Malaise secara medis digambarkan sebagai kondisi tubuh lemas, tidak nyaman, kurang fit atau merasa sedang sakit. Malaise bukanlah suatu penyakit medis, melainkan suatu gejala dari penyakit. Malaise bisa dikatakan sebagai gejala pertanda awal bahwa individu akan mengalami sakit. Ada juga yang mengatakan malaise bisa terjadi tanpa diiringi keadaan sakit, karena yang menyebabkan malaise adalah gangguan psikis. Dalam kamus psikologi, malaise diartikan sebagai; (1) kelesuan dalam kehidupan ekonomi, (2) perasaan tidak enak badan, dan (3) sakit-sakit sedikit.

[3] Sejujurnya, kurangnya kritik terhadap sekolah di kalangan yang disebut radikal tidak mengejutkan saya sedikit pun. Faktanya, jumlah sosial demokrat yang menyamar sebagai revolusioner yang meminta maaf untuk sekolah menengah atau terang-terangan mendukungnya tidak sedikit. Bahkan sejumlah besar kawan yang solid sayangnya hanya gagal memahami dominasi sekolah menengah. Agar adil, orang harus memperhitungkan bahwa banyak kaum revolusioner tidak revolusioner selama tahun-tahun sekolah menengah mereka dan sebagai akibatnya kritik retroaktif terhadap sekolah akan berjuang untuk benar-benar menghargai besarnya penindasannya.

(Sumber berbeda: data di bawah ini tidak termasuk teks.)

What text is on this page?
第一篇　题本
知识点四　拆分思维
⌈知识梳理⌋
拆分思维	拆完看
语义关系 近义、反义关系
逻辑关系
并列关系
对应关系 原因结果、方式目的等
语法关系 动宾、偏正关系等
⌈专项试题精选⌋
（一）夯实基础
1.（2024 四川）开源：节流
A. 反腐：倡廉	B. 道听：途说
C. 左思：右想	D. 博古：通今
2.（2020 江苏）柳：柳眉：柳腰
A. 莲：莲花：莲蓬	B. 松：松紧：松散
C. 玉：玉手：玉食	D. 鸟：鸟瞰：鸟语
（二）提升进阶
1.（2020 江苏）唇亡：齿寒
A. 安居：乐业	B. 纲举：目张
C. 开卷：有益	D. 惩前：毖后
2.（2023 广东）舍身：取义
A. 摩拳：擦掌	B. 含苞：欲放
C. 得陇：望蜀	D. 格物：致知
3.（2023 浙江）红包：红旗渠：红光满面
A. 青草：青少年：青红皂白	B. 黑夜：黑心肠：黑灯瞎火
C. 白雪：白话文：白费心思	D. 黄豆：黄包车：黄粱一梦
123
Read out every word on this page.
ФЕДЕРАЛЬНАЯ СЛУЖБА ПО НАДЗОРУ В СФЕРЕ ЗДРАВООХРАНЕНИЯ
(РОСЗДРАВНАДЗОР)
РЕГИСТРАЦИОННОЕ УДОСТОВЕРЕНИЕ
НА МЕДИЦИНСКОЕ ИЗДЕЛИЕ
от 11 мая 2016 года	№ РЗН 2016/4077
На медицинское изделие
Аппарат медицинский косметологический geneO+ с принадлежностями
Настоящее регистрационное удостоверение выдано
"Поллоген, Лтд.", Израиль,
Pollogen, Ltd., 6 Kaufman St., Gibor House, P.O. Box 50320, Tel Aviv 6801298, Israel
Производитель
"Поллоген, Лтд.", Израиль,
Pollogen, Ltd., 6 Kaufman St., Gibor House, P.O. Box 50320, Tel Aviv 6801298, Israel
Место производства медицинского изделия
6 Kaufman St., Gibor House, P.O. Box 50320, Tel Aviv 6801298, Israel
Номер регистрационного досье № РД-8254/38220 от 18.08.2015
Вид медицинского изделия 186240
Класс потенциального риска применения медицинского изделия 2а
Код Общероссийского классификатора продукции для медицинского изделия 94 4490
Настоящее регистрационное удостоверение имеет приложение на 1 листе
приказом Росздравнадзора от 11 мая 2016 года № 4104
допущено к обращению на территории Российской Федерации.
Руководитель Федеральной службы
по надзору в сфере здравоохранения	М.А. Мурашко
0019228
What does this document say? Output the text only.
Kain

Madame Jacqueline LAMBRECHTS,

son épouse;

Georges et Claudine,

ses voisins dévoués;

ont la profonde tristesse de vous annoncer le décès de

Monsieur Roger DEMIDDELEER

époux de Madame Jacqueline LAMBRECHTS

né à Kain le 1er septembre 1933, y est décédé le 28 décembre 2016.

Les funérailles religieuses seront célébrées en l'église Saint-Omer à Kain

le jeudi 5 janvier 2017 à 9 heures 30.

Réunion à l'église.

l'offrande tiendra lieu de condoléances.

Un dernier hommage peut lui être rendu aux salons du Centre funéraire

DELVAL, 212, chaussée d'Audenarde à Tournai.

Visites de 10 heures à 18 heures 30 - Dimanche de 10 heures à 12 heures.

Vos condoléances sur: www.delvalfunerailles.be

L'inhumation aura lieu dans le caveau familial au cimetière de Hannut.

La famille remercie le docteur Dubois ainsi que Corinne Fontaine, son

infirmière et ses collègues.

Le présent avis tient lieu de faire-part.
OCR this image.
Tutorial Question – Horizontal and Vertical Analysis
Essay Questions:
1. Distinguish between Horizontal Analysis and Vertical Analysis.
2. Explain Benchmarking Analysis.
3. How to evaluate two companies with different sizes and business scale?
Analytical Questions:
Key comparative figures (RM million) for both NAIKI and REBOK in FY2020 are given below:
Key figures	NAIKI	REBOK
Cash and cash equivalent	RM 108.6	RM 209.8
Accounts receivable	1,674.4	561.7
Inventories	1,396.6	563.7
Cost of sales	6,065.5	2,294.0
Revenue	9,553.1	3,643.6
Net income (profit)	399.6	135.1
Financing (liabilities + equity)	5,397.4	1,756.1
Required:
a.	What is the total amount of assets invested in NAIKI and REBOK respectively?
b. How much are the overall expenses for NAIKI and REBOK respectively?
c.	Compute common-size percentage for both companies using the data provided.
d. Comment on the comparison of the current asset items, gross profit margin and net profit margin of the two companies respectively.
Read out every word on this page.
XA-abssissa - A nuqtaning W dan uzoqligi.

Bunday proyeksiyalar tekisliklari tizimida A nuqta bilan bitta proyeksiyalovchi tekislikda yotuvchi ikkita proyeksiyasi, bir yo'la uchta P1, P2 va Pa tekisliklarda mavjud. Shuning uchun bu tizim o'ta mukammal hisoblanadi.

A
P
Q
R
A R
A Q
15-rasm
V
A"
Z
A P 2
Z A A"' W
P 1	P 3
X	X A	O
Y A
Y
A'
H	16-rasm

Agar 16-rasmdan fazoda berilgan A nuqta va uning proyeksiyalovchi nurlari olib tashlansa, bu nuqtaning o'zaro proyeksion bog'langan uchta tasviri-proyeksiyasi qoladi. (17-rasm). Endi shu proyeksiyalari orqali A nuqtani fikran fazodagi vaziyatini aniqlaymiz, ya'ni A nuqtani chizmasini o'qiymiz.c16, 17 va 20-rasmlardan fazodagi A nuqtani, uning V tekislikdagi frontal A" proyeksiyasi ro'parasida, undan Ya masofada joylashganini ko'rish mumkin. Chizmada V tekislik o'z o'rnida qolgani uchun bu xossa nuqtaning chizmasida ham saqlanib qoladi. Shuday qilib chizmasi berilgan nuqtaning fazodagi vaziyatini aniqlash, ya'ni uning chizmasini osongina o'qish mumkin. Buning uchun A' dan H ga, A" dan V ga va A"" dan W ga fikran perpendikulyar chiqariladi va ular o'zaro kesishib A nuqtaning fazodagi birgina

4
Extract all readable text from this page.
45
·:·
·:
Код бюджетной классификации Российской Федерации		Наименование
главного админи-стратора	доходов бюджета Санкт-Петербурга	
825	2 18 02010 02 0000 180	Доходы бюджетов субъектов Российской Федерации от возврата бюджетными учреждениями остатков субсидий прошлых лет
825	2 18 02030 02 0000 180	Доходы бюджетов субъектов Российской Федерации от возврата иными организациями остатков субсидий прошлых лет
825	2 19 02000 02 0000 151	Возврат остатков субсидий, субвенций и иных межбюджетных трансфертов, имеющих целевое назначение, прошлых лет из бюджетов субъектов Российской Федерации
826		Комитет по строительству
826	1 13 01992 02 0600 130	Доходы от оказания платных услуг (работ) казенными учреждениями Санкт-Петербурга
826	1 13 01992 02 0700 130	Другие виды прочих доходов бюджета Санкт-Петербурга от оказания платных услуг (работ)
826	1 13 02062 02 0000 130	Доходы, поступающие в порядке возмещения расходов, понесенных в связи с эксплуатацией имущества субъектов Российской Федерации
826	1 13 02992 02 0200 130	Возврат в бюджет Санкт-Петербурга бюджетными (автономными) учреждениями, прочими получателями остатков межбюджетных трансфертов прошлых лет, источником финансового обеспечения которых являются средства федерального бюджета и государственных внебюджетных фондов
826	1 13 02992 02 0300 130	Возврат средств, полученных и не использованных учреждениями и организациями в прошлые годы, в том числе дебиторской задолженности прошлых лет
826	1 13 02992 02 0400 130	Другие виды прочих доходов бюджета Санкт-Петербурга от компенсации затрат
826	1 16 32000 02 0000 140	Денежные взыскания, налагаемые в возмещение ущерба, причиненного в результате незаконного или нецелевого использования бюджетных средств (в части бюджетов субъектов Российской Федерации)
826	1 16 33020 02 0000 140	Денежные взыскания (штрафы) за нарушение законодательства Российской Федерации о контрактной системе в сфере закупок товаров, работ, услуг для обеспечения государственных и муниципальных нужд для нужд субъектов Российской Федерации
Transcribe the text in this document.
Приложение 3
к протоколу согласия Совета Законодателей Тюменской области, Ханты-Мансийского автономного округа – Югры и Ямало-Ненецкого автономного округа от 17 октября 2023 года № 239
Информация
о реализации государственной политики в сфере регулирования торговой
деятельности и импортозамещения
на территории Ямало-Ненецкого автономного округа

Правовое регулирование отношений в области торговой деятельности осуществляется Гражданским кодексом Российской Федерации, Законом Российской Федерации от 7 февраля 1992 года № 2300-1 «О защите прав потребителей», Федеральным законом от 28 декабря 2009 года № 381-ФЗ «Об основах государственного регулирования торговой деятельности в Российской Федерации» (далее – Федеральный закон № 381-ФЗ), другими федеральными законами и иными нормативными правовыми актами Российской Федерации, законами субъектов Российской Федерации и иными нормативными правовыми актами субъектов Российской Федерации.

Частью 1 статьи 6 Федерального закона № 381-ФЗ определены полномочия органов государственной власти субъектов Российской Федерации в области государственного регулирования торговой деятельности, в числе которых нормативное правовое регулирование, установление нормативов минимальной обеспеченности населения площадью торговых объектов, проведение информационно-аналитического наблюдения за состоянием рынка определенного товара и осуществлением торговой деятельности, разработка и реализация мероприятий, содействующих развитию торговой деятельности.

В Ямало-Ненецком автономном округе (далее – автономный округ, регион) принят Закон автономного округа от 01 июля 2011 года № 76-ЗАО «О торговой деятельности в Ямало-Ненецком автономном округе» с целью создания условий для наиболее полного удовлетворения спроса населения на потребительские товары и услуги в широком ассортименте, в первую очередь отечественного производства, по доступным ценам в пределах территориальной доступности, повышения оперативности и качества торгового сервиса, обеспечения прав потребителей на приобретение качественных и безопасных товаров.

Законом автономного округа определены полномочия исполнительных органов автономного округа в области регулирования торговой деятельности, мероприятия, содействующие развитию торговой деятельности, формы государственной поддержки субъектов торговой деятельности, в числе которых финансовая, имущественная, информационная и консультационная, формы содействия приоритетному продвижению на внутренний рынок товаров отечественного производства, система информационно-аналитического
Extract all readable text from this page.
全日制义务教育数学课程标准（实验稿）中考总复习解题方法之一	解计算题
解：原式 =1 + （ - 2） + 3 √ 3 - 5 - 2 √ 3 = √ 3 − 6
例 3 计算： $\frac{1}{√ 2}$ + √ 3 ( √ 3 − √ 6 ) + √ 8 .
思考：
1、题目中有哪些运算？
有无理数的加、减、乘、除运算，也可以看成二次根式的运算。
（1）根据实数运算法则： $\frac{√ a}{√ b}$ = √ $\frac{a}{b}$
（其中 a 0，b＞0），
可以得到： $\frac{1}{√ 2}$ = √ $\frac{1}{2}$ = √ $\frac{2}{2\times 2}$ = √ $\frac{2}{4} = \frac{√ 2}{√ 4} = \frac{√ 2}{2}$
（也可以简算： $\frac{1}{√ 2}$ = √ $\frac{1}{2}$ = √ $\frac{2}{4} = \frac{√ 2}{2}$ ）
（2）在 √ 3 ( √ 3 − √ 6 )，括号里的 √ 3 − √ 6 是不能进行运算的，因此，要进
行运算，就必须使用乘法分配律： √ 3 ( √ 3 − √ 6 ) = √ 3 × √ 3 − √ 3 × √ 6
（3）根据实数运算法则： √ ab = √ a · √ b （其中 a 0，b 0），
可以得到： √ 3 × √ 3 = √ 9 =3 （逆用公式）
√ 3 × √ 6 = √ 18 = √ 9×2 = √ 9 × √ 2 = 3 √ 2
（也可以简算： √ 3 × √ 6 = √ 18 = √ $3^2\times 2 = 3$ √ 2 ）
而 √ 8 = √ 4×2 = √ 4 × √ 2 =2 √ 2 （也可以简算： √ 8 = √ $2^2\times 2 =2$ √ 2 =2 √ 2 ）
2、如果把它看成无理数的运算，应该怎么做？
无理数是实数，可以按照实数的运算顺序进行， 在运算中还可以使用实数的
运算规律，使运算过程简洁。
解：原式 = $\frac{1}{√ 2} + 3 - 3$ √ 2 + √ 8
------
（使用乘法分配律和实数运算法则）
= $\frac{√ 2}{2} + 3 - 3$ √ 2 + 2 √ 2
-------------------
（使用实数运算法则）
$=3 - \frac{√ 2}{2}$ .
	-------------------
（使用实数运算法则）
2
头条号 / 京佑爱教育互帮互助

[4] Deschooling Society (1971) adalah wacana kritis tentang pendidikan sebagaimana dipraktekkan dalam ekonomi modern. Ini adalah buku yang membawa Ivan Illich ke perhatian publik. Penuh detail tentang program dan kekhawatiran, buku ini memberikan contoh-contoh sifat pendidikan yang tidak efektif yang tidak efektif. Di terjemahakan dari https://en.wikipedia.org/wiki/Deschooling_Society

[5] Betapapun kerasnya saya melihat, saya tidak dapat menemukan, misalnya, perbudakan upah dan ekstraksi nilai lebih yang terjadi di sekolah menengah, meskipun persiapannya jelas sedang berlangsung. Dapatkah seseorang mengandaikan bahwa kita menghasilkan nilai yang harus disadari setiap kali kita mengkonsumsi dan memuntahkan kurikuler sehingga menentukan posisi masa depan kita dalam cara produksi kapitalis?

[6] Tak perlu dikatakan, keinginan yang tak terbatas dari siswa sekolah menengah - seperti umat manusia lainnya - di luar bidang penyelidikan juga dimutilasi dan diarahkan kembali untuk melayani kepentingan modal. Keinginan kita untuk bermain digantikan oleh konsumsi kesenangan pseudo ekonomi dan seterusnya.

[7] Skenario ini terlalu nyata bagi saya. Saya baru saja kehilangan teman dengan logika sekolah menengah yang secara terbuka mengakui bahwa pengejaran alternatif terlalu sulit.

[8] Dalam banyak kasus, orang-orang muda melintasi jurang pemisah ini dan tidak dapat lagi menanggung penderitaan sekolah menengah atas lebih lama lagi. Kita perlu menunjukkan bahwa ketika bunuh diri dapat mempercepat kelangsungan hidup satu-satunya cara untuk hidup adalah melalui revolusi keinginan yang penuh sukacita.

[9] Saya menggambarkan paralel antara mengejar nilai dan mengejar nilai, karena yang pertama benar-benar hanyalah salah satu dari banyak sistem nilai peradaban. Setiap kekayaan kualitatif yang mungkin muncul secara ajaib selama sekolah menengah selalu disubordinasikan pada keberhasilan kuantitatif.

[10] Meskipun mungkin benar bahwa aktivitas siswa sekolah menengah selama sekolah benar-benar identik karena mereka memiliki sejumlah kurikulum yang terbatas untuk dikonsumsi, tanggapan subyektif bersifat plethorik meskipun ada standardisasi ini.10] Meskipun mungkin benar bahwa aktivitas siswa sekolah menengah selama sekolah benar-benar identik karena mereka memiliki sejumlah kurikulum yang terbatas untuk dikonsumsi, tanggapan subyektif bersifat plethorik meskipun ada standardisasi ini.

[11] Meskipun mungkin benar bahwa aktivitas siswa sekolah menengah selama sekolah benar-benar identik karena mereka memiliki sejumlah kurikulum yang terbatas untuk dikonsumsi, tanggapan subyektif bersifat plethorik meskipun ada standardisasi ini.11] Saya agak tidak nyaman menggunakan istilah pendidikan karena konotasinya yang berlaku. Meskipun ada beberapa definisi kamus untuk pendidikan yang tidak menyiratkan proses formal yang diarahkan secara eksternal.